Mr Ward d asked the Treasurer, upon notice -

1.   What part do private trading banks play in assisting the Commonwealth Government to meet a budget deficit when called upon to do so?

2.   Are these banks under any obligation to make advances to the Government for this purpose?

3.   What form do the advances to the Government take?

4.   Are actual transfers of money made or is a government account with the private trading bank concerned credited with the amount involved?

5.   What government securities are given to the banks to cover such advances?

6.   Are government securities regarded by the banks as liquid assets which are then used as a basis for further advances to other customers?

7.   If no money is actually transferred and what the Commonwealth Government actually receives is bank created credit, why is the transaction not conducted exclusively through the Commonwealth banking organization, with great benefit to the Australian community generally?

Mr Harold Holt - The answer to the honorable member's questions is as follows: - 1 to 7. When the Commonwealth Government experiences a cash deficit on its transactions for a financial year, the deficit, to the extent to which it cannot be covered by drawings on the Government's bank balances with the Reserve Bank, is financed by issuing treasury-bills to the Reserve Bank.

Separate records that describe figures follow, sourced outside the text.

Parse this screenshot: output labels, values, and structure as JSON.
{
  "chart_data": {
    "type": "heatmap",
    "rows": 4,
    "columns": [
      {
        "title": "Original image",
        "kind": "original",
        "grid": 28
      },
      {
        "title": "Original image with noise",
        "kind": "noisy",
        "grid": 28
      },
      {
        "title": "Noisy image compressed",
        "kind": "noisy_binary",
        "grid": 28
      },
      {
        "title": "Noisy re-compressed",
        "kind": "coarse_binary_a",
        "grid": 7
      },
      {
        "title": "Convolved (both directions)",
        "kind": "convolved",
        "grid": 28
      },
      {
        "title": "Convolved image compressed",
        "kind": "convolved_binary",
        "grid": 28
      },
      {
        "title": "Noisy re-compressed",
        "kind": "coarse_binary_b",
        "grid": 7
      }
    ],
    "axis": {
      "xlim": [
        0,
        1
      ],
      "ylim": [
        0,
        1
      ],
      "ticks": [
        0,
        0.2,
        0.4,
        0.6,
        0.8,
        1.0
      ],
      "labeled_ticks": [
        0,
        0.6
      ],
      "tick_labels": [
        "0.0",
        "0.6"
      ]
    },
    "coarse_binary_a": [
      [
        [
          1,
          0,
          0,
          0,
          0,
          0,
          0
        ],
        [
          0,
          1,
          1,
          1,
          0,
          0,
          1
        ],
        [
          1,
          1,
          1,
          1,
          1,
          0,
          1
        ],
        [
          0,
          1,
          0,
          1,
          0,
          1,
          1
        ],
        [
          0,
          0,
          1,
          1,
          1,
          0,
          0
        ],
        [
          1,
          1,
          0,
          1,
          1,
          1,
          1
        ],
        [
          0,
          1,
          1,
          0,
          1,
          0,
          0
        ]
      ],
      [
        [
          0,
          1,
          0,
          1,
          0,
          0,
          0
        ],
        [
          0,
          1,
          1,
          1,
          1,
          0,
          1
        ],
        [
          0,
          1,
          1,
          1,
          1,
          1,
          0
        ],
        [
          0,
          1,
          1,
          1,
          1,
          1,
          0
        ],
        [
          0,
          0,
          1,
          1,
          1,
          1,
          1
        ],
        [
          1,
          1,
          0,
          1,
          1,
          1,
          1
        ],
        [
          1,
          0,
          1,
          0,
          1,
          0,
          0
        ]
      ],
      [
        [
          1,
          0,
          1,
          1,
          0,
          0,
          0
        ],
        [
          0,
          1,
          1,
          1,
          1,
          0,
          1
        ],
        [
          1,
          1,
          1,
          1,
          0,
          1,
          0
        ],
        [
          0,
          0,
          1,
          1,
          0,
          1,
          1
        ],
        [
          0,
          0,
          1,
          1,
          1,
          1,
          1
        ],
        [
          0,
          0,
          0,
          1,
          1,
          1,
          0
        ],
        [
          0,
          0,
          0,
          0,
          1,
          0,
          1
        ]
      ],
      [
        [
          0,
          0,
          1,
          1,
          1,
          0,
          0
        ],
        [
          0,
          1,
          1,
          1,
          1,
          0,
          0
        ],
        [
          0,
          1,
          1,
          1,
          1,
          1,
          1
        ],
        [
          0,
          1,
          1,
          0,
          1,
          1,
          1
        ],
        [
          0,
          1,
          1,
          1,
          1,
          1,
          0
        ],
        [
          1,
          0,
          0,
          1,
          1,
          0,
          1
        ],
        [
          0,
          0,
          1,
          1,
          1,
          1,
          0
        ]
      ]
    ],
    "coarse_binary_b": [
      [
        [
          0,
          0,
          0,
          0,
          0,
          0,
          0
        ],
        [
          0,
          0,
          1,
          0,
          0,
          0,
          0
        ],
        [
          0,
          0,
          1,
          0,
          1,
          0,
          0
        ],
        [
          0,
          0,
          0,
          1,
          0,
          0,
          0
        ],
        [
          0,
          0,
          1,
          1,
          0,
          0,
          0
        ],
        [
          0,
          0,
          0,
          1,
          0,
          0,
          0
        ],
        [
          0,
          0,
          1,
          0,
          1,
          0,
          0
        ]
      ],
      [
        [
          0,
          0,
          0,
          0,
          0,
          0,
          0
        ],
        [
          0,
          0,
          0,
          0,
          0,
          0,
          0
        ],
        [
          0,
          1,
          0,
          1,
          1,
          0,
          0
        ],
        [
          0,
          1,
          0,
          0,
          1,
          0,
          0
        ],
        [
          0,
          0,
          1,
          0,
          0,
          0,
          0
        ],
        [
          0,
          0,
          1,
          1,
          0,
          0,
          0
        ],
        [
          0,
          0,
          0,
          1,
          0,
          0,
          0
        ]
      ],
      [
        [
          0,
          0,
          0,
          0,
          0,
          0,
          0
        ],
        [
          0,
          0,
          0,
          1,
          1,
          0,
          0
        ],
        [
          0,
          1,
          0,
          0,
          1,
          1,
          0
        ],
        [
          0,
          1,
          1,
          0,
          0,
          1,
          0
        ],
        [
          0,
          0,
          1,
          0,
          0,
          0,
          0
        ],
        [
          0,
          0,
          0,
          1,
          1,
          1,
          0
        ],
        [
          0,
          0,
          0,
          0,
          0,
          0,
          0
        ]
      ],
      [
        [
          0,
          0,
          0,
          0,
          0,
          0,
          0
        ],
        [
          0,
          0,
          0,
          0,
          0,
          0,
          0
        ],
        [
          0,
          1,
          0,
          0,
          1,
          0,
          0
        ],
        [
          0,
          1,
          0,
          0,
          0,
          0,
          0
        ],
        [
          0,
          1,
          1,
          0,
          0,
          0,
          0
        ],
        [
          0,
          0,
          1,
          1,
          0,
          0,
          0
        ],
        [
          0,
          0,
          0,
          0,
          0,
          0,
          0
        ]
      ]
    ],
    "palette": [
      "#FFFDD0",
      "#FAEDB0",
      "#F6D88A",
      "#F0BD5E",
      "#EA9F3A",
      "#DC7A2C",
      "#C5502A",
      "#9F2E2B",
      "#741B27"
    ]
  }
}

Trading banks are not called upon to assist in financing the deficit, nor are they under any obligation to make advances to the Government for this purpose. The Reserve Bank may resell some of the treasury-bills it holds to other banks (including the Commonwealth Banking Corporation group of banks) desiring to hold part of their liquid assets in that form. The conventional measure of the liquidity of the trading banks is the ratio of their "L.G.S." assets (liquid assets and government securities) to deposits. Treasurybills, as well as any other Commonwealth securities held by the trading banks, count as "L.G.S." assets.